Intrigué, il le guetta, le suivit, et, au petit jour, le prit sur le fait en train d'émerger de sa peau, à l'approche d'un village, avec sa cargaison de marchandises prohibées.
Une autre fois, avec un collègue, ce fut un gros sanglier solitaire qu'ils observèrent de loin, à la jumelle. En approchant, l'animal eut un comportement singulier. Le collègue de mon père, un peu nerveux, tira sur la bête et la stoppa d'une seule balle.
Lorsqu'ils la retournèrent du pied, ils aperçurent la couture de la peau. Un contrebandier était dissimulé dedans.
Intelligent et travailleur, mon père termina sa carrière comme sous-chef des douanes à Sankt-Margrethen, avant de démissionner pour partir à l'étranger avec maman.
Désormais sa carte de visite portait une précision dont il semblait très fier : "Pensionierter Zollbeamter".
M. Benz avait une haute idée de la fonction publique. Il considérait que l'État qu'il servait était le "Brotgeber", le "donneur de pain" du fonctionnaire.
Plus tard, me sentant frustré d'être l'enfant d'un père aussi peu représentatif, j'en fis un "directeur régional de douanes suisses", et expliquai qu'il fut nommé à Nice pour "réorganiser les douanes françaises" alors dans un état de désordre avancé.

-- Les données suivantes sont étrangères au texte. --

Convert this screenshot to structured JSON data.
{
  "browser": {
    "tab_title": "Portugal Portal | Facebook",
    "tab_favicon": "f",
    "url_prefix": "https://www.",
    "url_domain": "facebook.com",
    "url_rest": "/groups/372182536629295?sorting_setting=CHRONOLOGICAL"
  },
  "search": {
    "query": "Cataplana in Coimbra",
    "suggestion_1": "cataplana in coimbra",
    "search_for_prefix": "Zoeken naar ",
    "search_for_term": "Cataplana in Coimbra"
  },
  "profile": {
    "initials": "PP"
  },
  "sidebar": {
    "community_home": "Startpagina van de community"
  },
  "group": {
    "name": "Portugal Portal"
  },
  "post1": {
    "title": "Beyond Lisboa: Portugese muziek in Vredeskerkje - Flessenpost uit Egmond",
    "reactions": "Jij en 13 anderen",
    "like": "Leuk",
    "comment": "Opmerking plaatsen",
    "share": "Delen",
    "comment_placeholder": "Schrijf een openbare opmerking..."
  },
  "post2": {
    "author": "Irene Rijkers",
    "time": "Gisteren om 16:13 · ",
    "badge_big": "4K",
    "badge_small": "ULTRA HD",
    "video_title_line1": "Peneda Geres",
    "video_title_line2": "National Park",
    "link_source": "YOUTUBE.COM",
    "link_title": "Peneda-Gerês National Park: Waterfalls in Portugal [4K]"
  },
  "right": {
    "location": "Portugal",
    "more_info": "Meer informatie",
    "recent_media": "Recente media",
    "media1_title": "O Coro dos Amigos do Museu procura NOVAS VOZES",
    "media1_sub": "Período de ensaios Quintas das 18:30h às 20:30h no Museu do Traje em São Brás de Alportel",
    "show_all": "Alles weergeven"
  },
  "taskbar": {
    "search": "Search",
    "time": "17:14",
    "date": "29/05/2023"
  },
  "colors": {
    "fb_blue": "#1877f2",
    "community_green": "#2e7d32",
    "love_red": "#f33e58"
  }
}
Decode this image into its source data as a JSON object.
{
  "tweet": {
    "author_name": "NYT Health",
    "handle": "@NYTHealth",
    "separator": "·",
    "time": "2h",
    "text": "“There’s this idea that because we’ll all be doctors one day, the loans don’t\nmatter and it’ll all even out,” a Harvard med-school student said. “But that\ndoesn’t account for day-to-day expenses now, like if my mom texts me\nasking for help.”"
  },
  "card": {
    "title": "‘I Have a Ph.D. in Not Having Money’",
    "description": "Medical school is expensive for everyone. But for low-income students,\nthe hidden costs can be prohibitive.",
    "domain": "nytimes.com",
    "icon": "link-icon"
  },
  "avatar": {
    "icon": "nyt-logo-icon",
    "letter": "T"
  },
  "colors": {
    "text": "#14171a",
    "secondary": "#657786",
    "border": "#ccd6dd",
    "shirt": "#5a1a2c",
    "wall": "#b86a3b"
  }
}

Ses hobbies : la poésie, la photographie, la montagne et les timbres. Il écrivait des vers de sa petite écriture belle et précise. Il ciselait avec talent des poèmes lyriques ou de circonstance, d'une belle facture classique. Il les envoyait aux journaux de Suisse allemande où il avait la joie de les voir publiés. Il m'en reste un, un seul, tout le reste disparut. Mais en feuilletant les gazettes, on retrouverait peut-être cette poésie naïve et spontanée, aux vers réguliers, chantant la nature et la vie sans prétention.